Tippett : A Child of our Time
This man is not Tippett, but Sir Benjamin Britten. Britten was undeniably a remarkable musician – not just a composer, but a wonderful conductor and pianist too. His compositional technique was superlative, his musical voice powerful and individual. He wrote for the greatest musicians of his time, and for singers in every parish church. He produced great works in all genres – opera, oratorio, song, symphony, concerto, chamber music (though oddly no solo piano music of note). He was a patron of the arts in this country, founding the Aldeburgh Festival and the English Opera Group. It seems inconceivable that one could disagree with the verdict of Britten as by a distance the greatest British composer of the 20th century.
This is tough on Tippett. The two composers were good friends, with a high level of mutual respect and much in common – both were homosexual, for example, and both were convinced pacifists. Yet while Britten’s music since his death is performed around the world almost on a daily basis, performances of Tippett are much rarer. Even A Child of our Time, his most frequently performed work, is one of his earliest major pieces, and is perhaps unrepresentative of his mature style. His five operas, four symphonies, five string quartets and many other works are all but ignored in the country of his birth. There are some obvious reasons for this. A lot of his music is very difficult to play, with much of it gaining its energy and character from Tippett’s fantastic sense of rhythmic invention (demonstrated clearly in the early Concerto for Double String Orchestra). Whereas Britten frequently found inspiration in extra-musical sources, especially poetry, Tippett ‘s music is often abstract, and this combination of rhythmic complexity and formal integrity do make his works a harder listen that Britten’s.
Tippett : Concerto for Double String Orchestra
But Tippet’s relative unpopularity is certainly not universal.
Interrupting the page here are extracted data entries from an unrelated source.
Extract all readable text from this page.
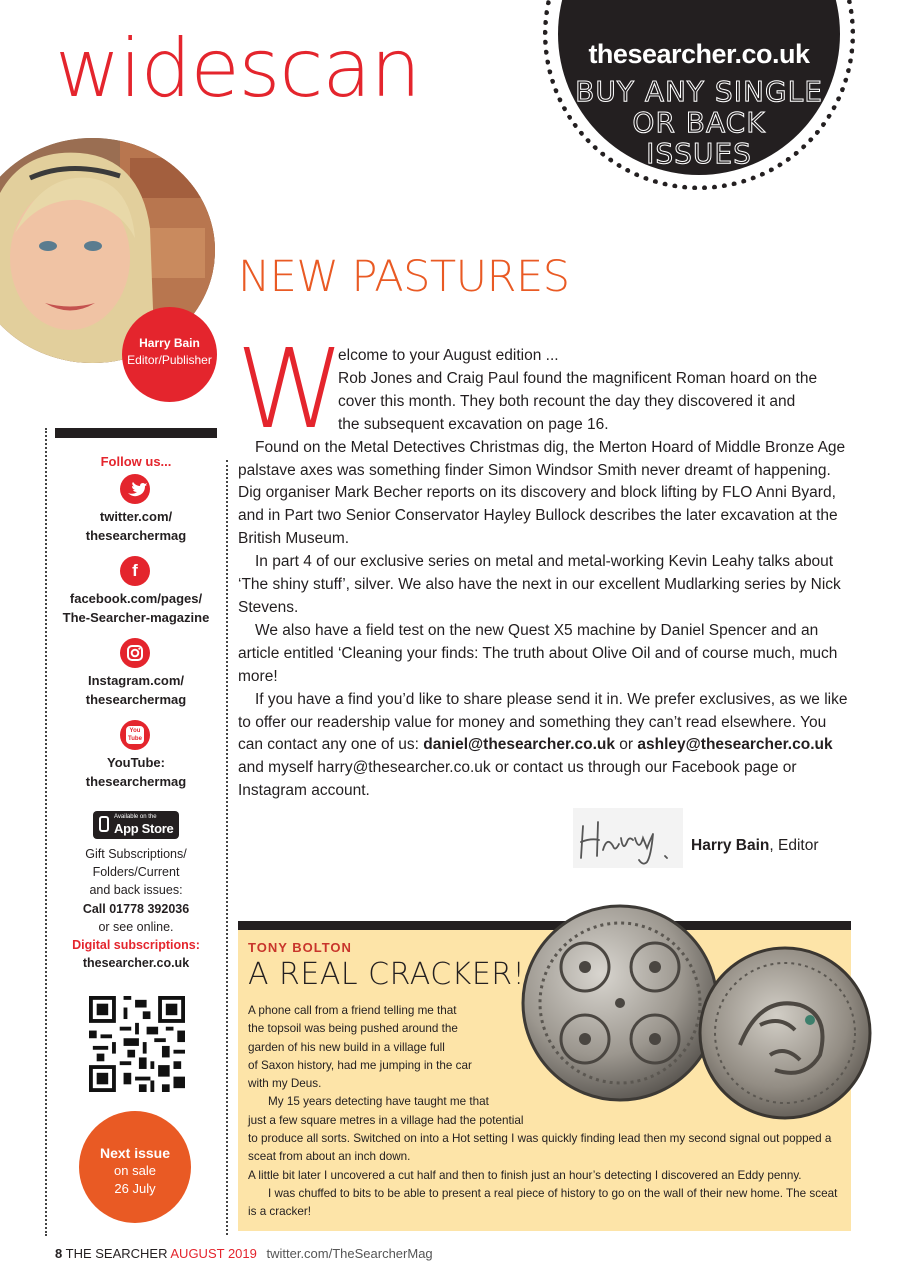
widescan	thesearcher.co.uk
BUY ANY SINGLE
OR BACK
ISSUES
Harry Bain
Editor/Publisher
Follow us...
twitter.com/
thesearchermag
f
facebook.com/pages/
The-Searcher-magazine
Instagram.com/
thesearchermag
You
Tube
YouTube:
thesearchermag
Available on the
App Store
Gift Subscriptions/
Folders/Current
and back issues:
Call 01778 392036
or see online.
Digital subscriptions:
thesearcher.co.uk
Next issue
on sale
26 July
NEW PASTURES
W

elcome to your August edition ...

Rob Jones and Craig Paul found the magnificent Roman hoard on the

cover this month. They both recount the day they discovered it and

the subsequent excavation on page 16.

Found on the Metal Detectives Christmas dig, the Merton Hoard of Middle Bronze Age palstave axes was something finder Simon Windsor Smith never dreamt of happening. Dig organiser Mark Becher reports on its discovery and block lifting by FLO Anni Byard, and in Part two Senior Conservator Hayley Bullock describes the later excavation at the British Museum.

In part 4 of our exclusive series on metal and metal-working Kevin Leahy talks about ‘The shiny stuff’, silver. We also have the next in our excellent Mudlarking series by Nick Stevens.

We also have a field test on the new Quest X5 machine by Daniel Spencer and an article entitled ‘Cleaning your finds: The truth about Olive Oil and of course much, much more!

If you have a find you’d like to share please send it in. We prefer exclusives, as we like to offer our readership value for money and something they can’t read elsewhere. You can contact any one of us: daniel@thesearcher.co.uk or ashley@thesearcher.co.uk and myself harry@thesearcher.co.uk or contact us through our Facebook page or Instagram account.

Harry Bain, Editor
TONY BOLTON
A REAL CRACKER!

A phone call from a friend telling me that

the topsoil was being pushed around the

garden of his new build in a village full

of Saxon history, had me jumping in the car

with my Deus.

My 15 years detecting have taught me that

just a few square metres in a village had the potential

to produce all sorts. Switched on into a Hot setting I was quickly finding lead then my second signal out popped a sceat from about an inch down.

A little bit later I uncovered a cut half and then to finish just an hour’s detecting I discovered an Eddy penny.

I was chuffed to bits to be able to present a real piece of history to go on the wall of their new home. The sceat is a cracker!

8 THE SEARCHER AUGUST 2019 twitter.com/TheSearcherMag
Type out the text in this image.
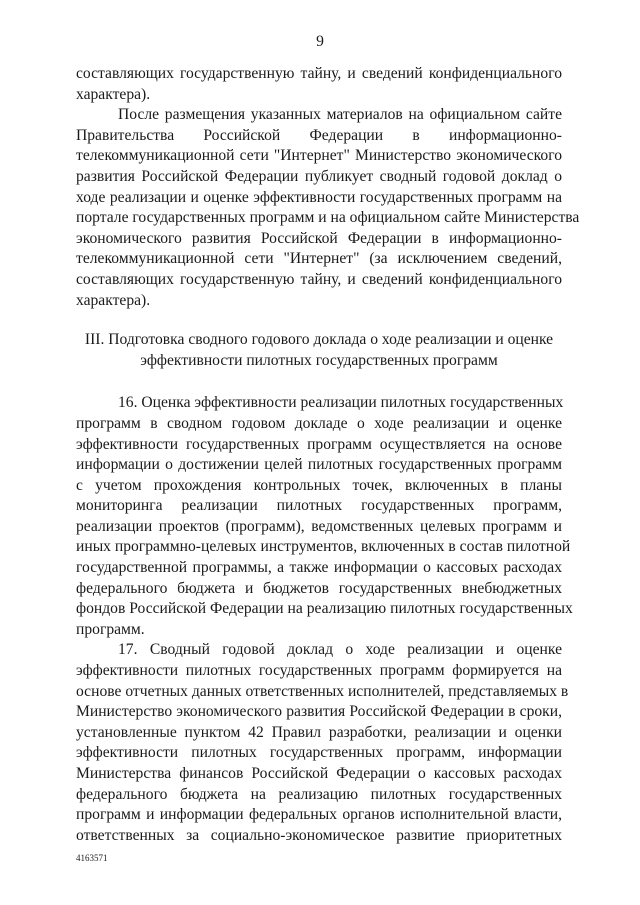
9
составляющих государственную тайну, и сведений конфиденциального
характера).
После размещения указанных материалов на официальном сайте
Правительства Российской Федерации в информационно-
телекоммуникационной сети "Интернет" Министерство экономического
развития Российской Федерации публикует сводный годовой доклад о
ходе реализации и оценке эффективности государственных программ на
портале государственных программ и на официальном сайте Министерства
экономического развития Российской Федерации в информационно-
телекоммуникационной сети "Интернет" (за исключением сведений,
составляющих государственную тайну, и сведений конфиденциального
характера).
III. Подготовка сводного годового доклада о ходе реализации и оценке
эффективности пилотных государственных программ
16. Оценка эффективности реализации пилотных государственных
программ в сводном годовом докладе о ходе реализации и оценке
эффективности государственных программ осуществляется на основе
информации о достижении целей пилотных государственных программ
с учетом прохождения контрольных точек, включенных в планы
мониторинга реализации пилотных государственных программ,
реализации проектов (программ), ведомственных целевых программ и
иных программно-целевых инструментов, включенных в состав пилотной
государственной программы, а также информации о кассовых расходах
федерального бюджета и бюджетов государственных внебюджетных
фондов Российской Федерации на реализацию пилотных государственных
программ.
17. Сводный годовой доклад о ходе реализации и оценке
эффективности пилотных государственных программ формируется на
основе отчетных данных ответственных исполнителей, представляемых в
Министерство экономического развития Российской Федерации в сроки,
установленные пунктом 42 Правил разработки, реализации и оценки
эффективности пилотных государственных программ, информации
Министерства финансов Российской Федерации о кассовых расходах
федерального бюджета на реализацию пилотных государственных
программ и информации федеральных органов исполнительной власти,
ответственных за социально-экономическое развитие приоритетных
4163571
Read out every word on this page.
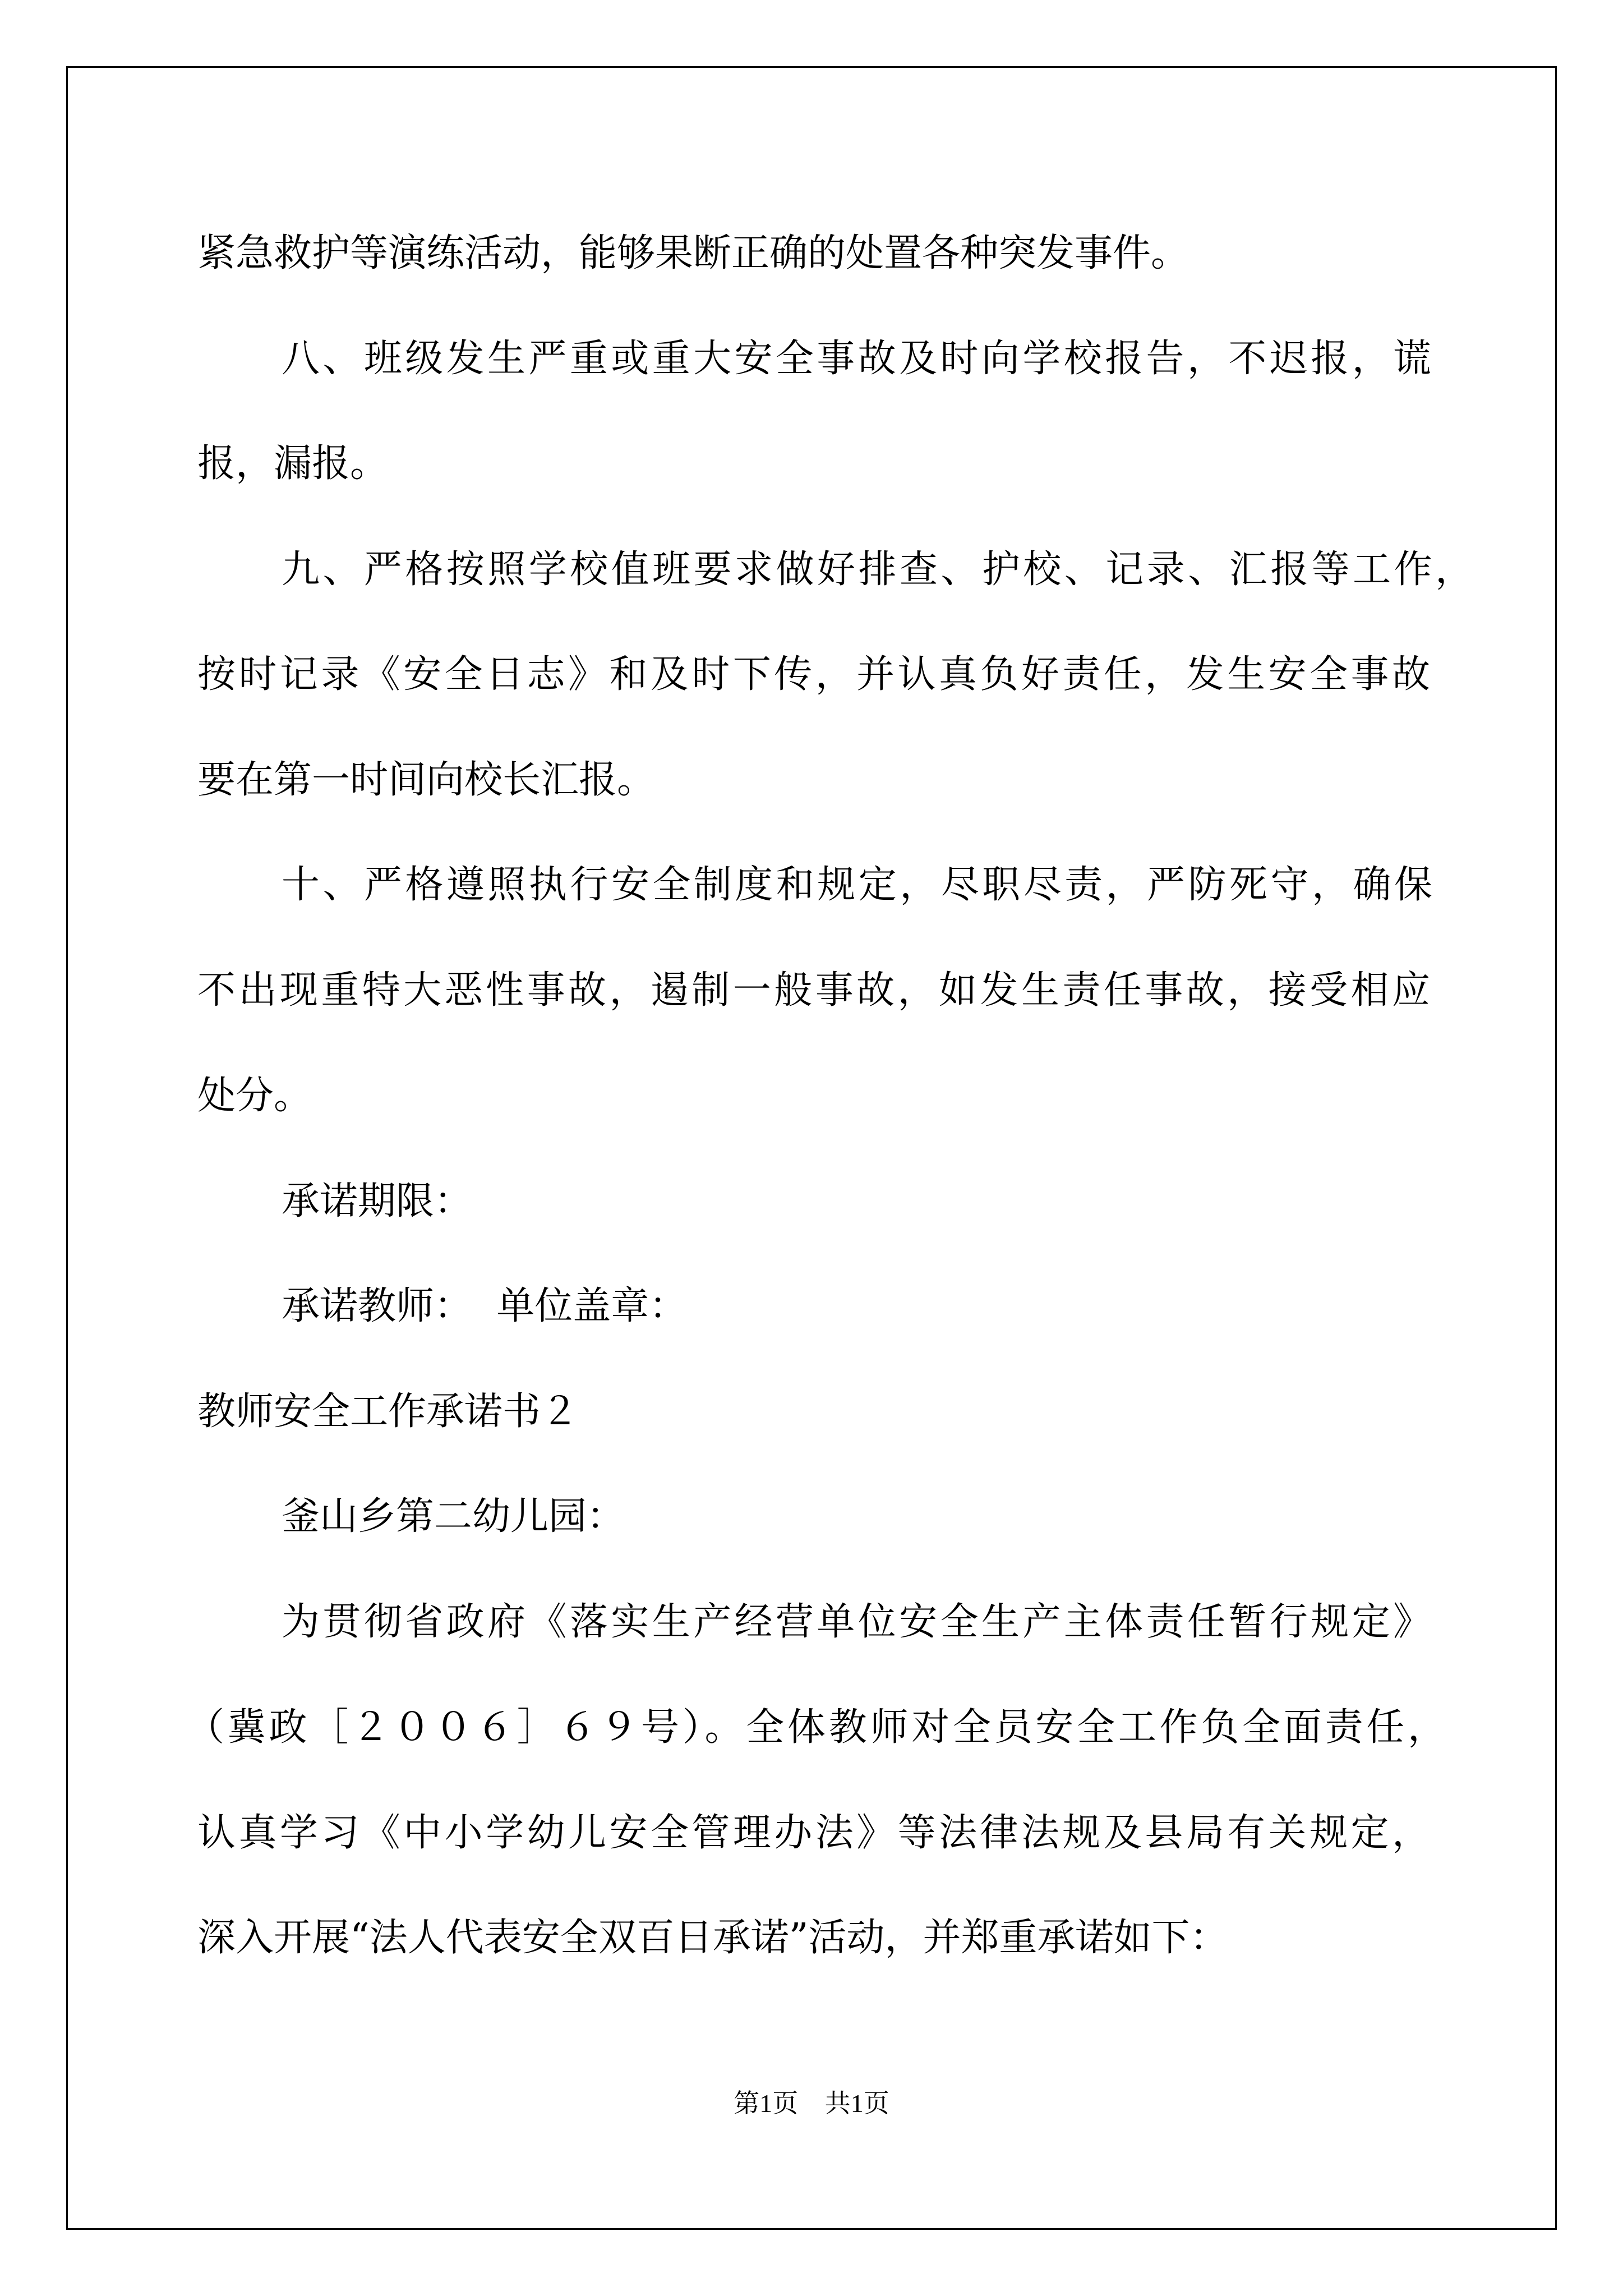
紧急救护等演练活动，能够果断正确的处置各种突发事件。

八、班级发生严重或重大安全事故及时向学校报告，不迟报，谎

报，漏报。

九、严格按照学校值班要求做好排查、护校、记录、汇报等工作，

按时记录《安全日志》和及时下传，并认真负好责任，发生安全事故

要在第一时间向校长汇报。

十、严格遵照执行安全制度和规定，尽职尽责，严防死守，确保

不出现重特大恶性事故，遏制一般事故，如发生责任事故，接受相应

处分。

承诺期限：

承诺教师：  单位盖章：

教师安全工作承诺书２

釜山乡第二幼儿园：

为贯彻省政府《落实生产经营单位安全生产主体责任暂行规定》

（冀政［２００６］６９号）。全体教师对全员安全工作负全面责任，

认真学习《中小学幼儿安全管理办法》等法律法规及县局有关规定，

深入开展“法人代表安全双百日承诺”活动，并郑重承诺如下：

第1页 共1页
Towards the end of his life, while achieving relative success on British soil, he became a hugely popular figure abroad. His music was performed and received with enthusiasm in Zambia, and Australia, and he developed an important position in the musical life of America – he was twice invited to be composer-in-residence at the Aspen Festival, and Tippett fan clubs proliferated in America during the 1970s. Tippett was always keen to assimilate new ideas, and his relationship with other cultures bore considerable fruit in his own music, with late works such as the Third Symphony featuring American idioms like boogie-woogie and blues.
To me, this might well be part of the problem for British audiences trying to engage with Tippett. Britten’s musical and dramatic language is, in its own way, very British. His operas in particular are rife with characters closely linked with British life – Miles in The Turn of the Screw is the archetypal prep school boy, and the whole cast of Albert Herring is straight from the village lawns of middle-class England. Those two operas are significant in themselves, in that they both appropriate foreign texts (Henry James’ story was the basis for Screw, and Albert Herring is based on a novel by Maupassant) and turn them into resolutely ‘English’ works. The most popular of them all, Peter Grimes, is profoundly associated with England, most clearly in terms of its depiction of the Suffolk coast, but also with its depiction of British society – repressed and regressive, outwardly self-effacing but inwardly full of turmoil. Any outsider who threatens to break the cover of conformity (as Peter tries to do in the Church scene in Act II) be removed: in the words of the chorus themselves, ‘Him who despises us we’ll destroy’. Britten was in some ways such a character – much of his language and living habits stayed with him from his prep school days, and as a homosexual, he was in some ways as repressed as the characters of Grimes.
Tippett was the quite the opposite. A continental upbringing made him open to different cultures and ideas, and much of that made its way into his music. He was widely read, and was fascinated by Jung. His music and its influences are colorful, exultant and messy. A comparison of the two men’s first operas shows this clearly – as opposed to Grimes’ story of buttoned-up repression, Tippett’s The Midsummer Marriage has a libretto which draws on mythology, oriental culture, Frazer’s The Golden Bough and many more. The closest companion work to it is probably Messaien’s Turangalila-Symphonie – both works, as well as sharing similar influences from oriental culture, are concerned simply with exultation, with celebrating life in all of its glorious complexity and diversity.
This might help to explain why Tippett struck such a chord with listeners outside his own country. It’s dangerous of course to stereotype about national characters, but I do think it’s true that his relaxation, his energy and his open glorification of love are perhaps much more in tune with European and American cultures than with British sensibilities. Being, as I am, a British musician sceptical about some of Britten’s achievements can lead to plenty of arguments. It is of course impossible to deny that he produced some wonderful music. But I have to confess that I find Tippett’s music, his sense of the joy of life, which flows through every bar of his music, utterly beguiling. It teaches us to celebrate love, to be interested in other cultures, in philosophy and ideas – essentially, to engage with and draw what we can from the world around us. Britten’s centenary year has begun – let’s hope that after that, we can begin to celebrate Tippett as the wonderful, life-enhancing artist he truly was.